158. W BETSAIDZIE I W KAFARNAUM. UDANIE SIĘ W NOWĄ PODRÓŻ
Napisane 1 sierpnia 1946. A, 8841-8855

 

«Skieruj łódź w stronę Betsaidy» – nakazuje Jezus.

Płynie z Janem małą łodzią. To prawdziwa łupina orzecha pośrodku jeziora powoli rozświetlanego światłem dnia. Jan wykonuje nakaz bez słowa. Dość silny wiatr napina mały żagiel i sprawia, że łódź mknie szybko, a nawet płynie tak pośpiesznie, że przechyla się w jedną stronę. Wschodni brzeg szybko się oddala, a łuk północnego brzegu jeziora jest coraz bliższy.

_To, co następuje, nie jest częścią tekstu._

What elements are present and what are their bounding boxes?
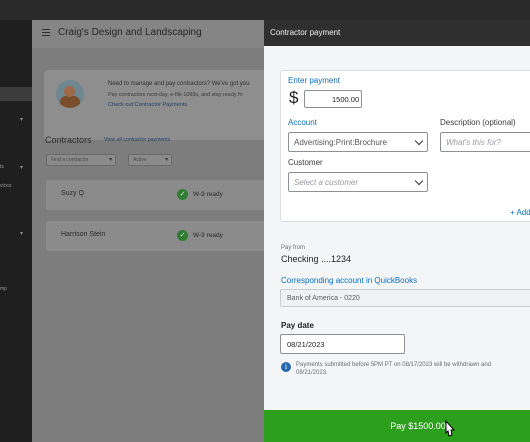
payment-timing-note-line: Payments submitted before 5PM PT on 08/1… [296, 362, 491, 368]
app-screen: ▾ ts ▾ vices ▾ mp Craig's Design and Lan… [0, 0, 530, 442]
account-select[interactable]: Advertising:Print:Brochure [288, 132, 428, 152]
account-value: Advertising:Print:Brochure [294, 138, 387, 147]
panel-header: Contractor payment [264, 20, 530, 46]
corresponding-account-field[interactable]: Bank of America - 0220 [280, 289, 530, 307]
chevron-down-icon[interactable]: ▾ [20, 230, 23, 237]
info-icon: i [281, 362, 291, 372]
promo-headline: Need to manage and pay contractors? We'v… [108, 81, 250, 87]
contractor-payment-panel: Contractor payment Enter payment $ 1500.… [264, 20, 530, 442]
promo-link[interactable]: Check out Contractor Payments [108, 102, 187, 108]
page-header: Craig's Design and Landscaping [32, 20, 264, 48]
status-filter-select[interactable]: Active ▾ [128, 154, 172, 166]
nav-item-fragment[interactable]: ts [0, 164, 4, 170]
hamburger-icon[interactable] [42, 29, 50, 37]
check-circle-icon: ✓ [177, 189, 188, 200]
chevron-down-icon [414, 136, 424, 146]
nav-item-fragment[interactable]: vices [0, 183, 11, 189]
contractor-status: W-9 ready [193, 191, 223, 198]
account-label: Account [288, 118, 317, 127]
payment-details-card: Enter payment $ 1500.00 Account Advertis… [280, 70, 530, 222]
contractors-page: Craig's Design and Landscaping Need to m… [32, 20, 264, 442]
section-title: Contractors [45, 135, 92, 145]
promo-body: Pay contractors next-day, e-file 1099s, … [108, 92, 243, 98]
company-name: Craig's Design and Landscaping [58, 27, 202, 38]
status-filter-value: Active [133, 157, 147, 163]
view-all-payments-link[interactable]: View all contractor payments [104, 137, 170, 143]
find-contractor-input[interactable]: Find a contractor ▾ [46, 154, 116, 166]
find-contractor-placeholder: Find a contractor [51, 157, 89, 163]
chevron-down-icon: ▾ [164, 157, 168, 163]
chevron-down-icon: ▾ [108, 157, 112, 163]
left-navigation: ▾ ts ▾ vices ▾ mp [0, 20, 32, 442]
nav-item-fragment[interactable]: mp [0, 286, 7, 292]
customer-label: Customer [288, 158, 323, 167]
customer-placeholder: Select a customer [294, 178, 359, 187]
top-bar [0, 0, 530, 20]
promo-banner: Need to manage and pay contractors? We'v… [44, 70, 264, 140]
pay-from-account: Checking ....1234 [281, 254, 352, 264]
contractor-row[interactable]: Harrison Stein ✓ W-9 ready [46, 221, 264, 251]
mouse-cursor-icon [445, 420, 456, 437]
contractor-name[interactable]: Harrison Stein [61, 231, 105, 238]
pay-date-label: Pay date [281, 321, 314, 330]
description-input[interactable]: What's this for? [440, 132, 530, 152]
corresponding-account-label: Corresponding account in QuickBooks [281, 276, 418, 285]
add-line-link[interactable]: + Add [510, 208, 530, 217]
payment-amount-input[interactable]: 1500.00 [304, 90, 362, 108]
currency-symbol: $ [289, 88, 299, 107]
contractor-row[interactable]: Suzy Q ✓ W-9 ready [46, 180, 264, 210]
chevron-down-icon [414, 176, 424, 186]
customer-select[interactable]: Select a customer [288, 172, 428, 192]
pay-button-bar: Pay $1500.00 [264, 410, 530, 442]
chevron-down-icon[interactable]: ▾ [20, 164, 23, 171]
description-placeholder: What's this for? [446, 138, 501, 147]
contractor-status: W-9 ready [193, 232, 223, 239]
enter-payment-label: Enter payment [288, 76, 341, 85]
check-circle-icon: ✓ [177, 230, 188, 241]
pay-from-label: Pay from [281, 245, 306, 251]
pay-button[interactable]: Pay $1500.00 [264, 410, 530, 442]
chevron-down-icon[interactable]: ▾ [20, 116, 23, 123]
panel-title: Contractor payment [270, 28, 341, 37]
payment-timing-note: Payments submitted before 5PM PT on 08/1… [296, 361, 530, 377]
description-label: Description (optional) [440, 118, 516, 127]
pay-date-input[interactable]: 08/21/2023 [280, 334, 405, 354]
nav-active-item[interactable] [0, 87, 32, 101]
contractor-name[interactable]: Suzy Q [61, 190, 84, 197]
promo-illustration [56, 80, 84, 108]
payment-timing-note-line: 08/21/2023. [296, 370, 328, 376]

«Dopłyń do brzegu przed wioską. Chcę pójść do Porfirei, niezauważony przez innych. Ty zaś dołączysz do Mnie potem, w zwykłym miejscu. Czekaj w łodzi.»

«Dobrze, Nauczycielu. A jeśli ktoś mnie zobaczy?»

«Zatrzymaj wszystkich nie mówiąc, gdzie jestem. Szybko wrócę.»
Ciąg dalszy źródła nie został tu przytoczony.